Even Gen brightened at this announcement. June’s Back Porch had the best cheeseburgers in all of Paradise Beach, and probably all of Franklin County too.
Nate and Gen lined up behind the other kids to get their clubs, scorecards, wooden pencils, and colored golf balls.
Ricky Sands, the most popular boy in fifth grade, pointed at Nate and laughed. “Look who’s here with his girlfriend. It’s Shorty MacFart
y. No use giving him a scorecard; he’s a loser.” The two girls on either side of Ricky giggled.
Nate looked down at the hole in his red high-tops and hunched his shoulders up around his ears.
Gen stuck out her chin and glared at Ricky. “I’m not his girlfriend,” she said. “And Nathaniel has just as good odds as anybody of winning.”
Ricky shook his head. “Figures the preacher’s weirdo daughter would stick up for a loser.”
Nate cut a sideways look at Gen and smiled. “Weirdos and losers stick together,” he said under his breath.
“Through thick and through thin, amen,” she said, finishing their official motto.
“What color golf ball?” the man in the golf shack asked when Nate and Gen stepped up to the window.
“Do you have green?” Gen asked.
Nate groaned.
The man sighed. The long ash on the end of his cigarette slumped and fell to the desk. “You know we don’t have green,” he said. “I told you that last time. Red, yellow, black, and blue. That’s what we got, that’s what we’ve always had.”
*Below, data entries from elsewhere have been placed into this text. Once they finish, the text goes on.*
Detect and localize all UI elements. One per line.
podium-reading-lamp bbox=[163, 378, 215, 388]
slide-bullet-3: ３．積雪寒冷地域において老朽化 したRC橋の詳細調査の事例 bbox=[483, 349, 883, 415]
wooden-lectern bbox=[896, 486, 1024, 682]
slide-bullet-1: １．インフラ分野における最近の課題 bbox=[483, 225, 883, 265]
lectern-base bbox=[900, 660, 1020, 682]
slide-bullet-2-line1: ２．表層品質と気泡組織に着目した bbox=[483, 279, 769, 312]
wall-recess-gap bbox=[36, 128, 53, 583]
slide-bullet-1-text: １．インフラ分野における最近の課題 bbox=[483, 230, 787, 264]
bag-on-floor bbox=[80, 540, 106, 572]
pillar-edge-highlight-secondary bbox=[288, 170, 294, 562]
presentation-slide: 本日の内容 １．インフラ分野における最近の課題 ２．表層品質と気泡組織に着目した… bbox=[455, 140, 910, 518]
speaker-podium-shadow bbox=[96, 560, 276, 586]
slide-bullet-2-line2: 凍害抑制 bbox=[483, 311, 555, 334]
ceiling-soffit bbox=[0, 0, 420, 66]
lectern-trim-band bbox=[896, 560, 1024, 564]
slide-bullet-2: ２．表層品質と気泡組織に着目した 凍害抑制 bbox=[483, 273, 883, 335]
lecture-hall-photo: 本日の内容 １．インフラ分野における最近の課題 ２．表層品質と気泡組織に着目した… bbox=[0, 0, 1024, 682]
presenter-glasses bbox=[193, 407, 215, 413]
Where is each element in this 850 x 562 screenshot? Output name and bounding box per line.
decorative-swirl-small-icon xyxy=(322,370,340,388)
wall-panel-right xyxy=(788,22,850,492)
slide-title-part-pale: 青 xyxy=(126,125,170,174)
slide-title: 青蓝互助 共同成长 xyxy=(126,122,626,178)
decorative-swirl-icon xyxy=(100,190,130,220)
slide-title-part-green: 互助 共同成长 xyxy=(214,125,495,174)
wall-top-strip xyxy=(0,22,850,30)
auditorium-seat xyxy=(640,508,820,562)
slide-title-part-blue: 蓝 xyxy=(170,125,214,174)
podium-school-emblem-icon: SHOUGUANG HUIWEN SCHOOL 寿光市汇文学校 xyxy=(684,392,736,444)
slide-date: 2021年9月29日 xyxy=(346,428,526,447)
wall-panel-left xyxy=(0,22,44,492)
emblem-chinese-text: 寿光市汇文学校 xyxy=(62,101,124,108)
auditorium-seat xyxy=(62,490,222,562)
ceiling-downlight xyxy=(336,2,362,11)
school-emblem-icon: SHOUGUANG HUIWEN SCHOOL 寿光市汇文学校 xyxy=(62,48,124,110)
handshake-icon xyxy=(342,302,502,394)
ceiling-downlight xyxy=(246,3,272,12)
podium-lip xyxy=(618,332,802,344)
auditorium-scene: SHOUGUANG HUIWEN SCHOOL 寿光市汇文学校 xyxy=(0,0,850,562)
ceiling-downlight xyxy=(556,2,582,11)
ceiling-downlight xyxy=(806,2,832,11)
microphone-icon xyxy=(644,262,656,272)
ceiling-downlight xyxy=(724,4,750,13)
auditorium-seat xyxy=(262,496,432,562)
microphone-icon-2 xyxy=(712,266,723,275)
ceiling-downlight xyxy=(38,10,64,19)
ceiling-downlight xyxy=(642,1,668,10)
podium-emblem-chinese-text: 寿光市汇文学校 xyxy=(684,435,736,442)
“I’ll take red,” Nate said.
Gen pulled at the masking tape holding her glasses together. “I don’t like red.”
“Then take yellow,” he said, trying mightily to be patient.
“It’s a disturbing kind of yellow,” she said.
Nate took a deep breath and counted to ten. “Then take black, Gen.”
“But —”
“Come on,” someone called from the line forming behind them. “Get moving!”
“Gen, please,” Nate pleaded. Why, oh why, couldn’t she just this once act like a normal person?
Gen grabbed the black golf ball and stomped over to the first hole.
“The first hole’s the easiest,” Nate said as he placed his ball on the moth-eaten felt fairway. He knocked his ball down the runway, up the ramp, over the moat filled with slimy green water, down the other ramp, and into the wide-open jaws of a grinning gator. The ball dropped into the hole with a satisfying clunk.
“Yes!” He pumped his golf club up and down. “Looks like my luck has changed!” Nate held up his hand for a high five. Genesis Beam did not do high fives.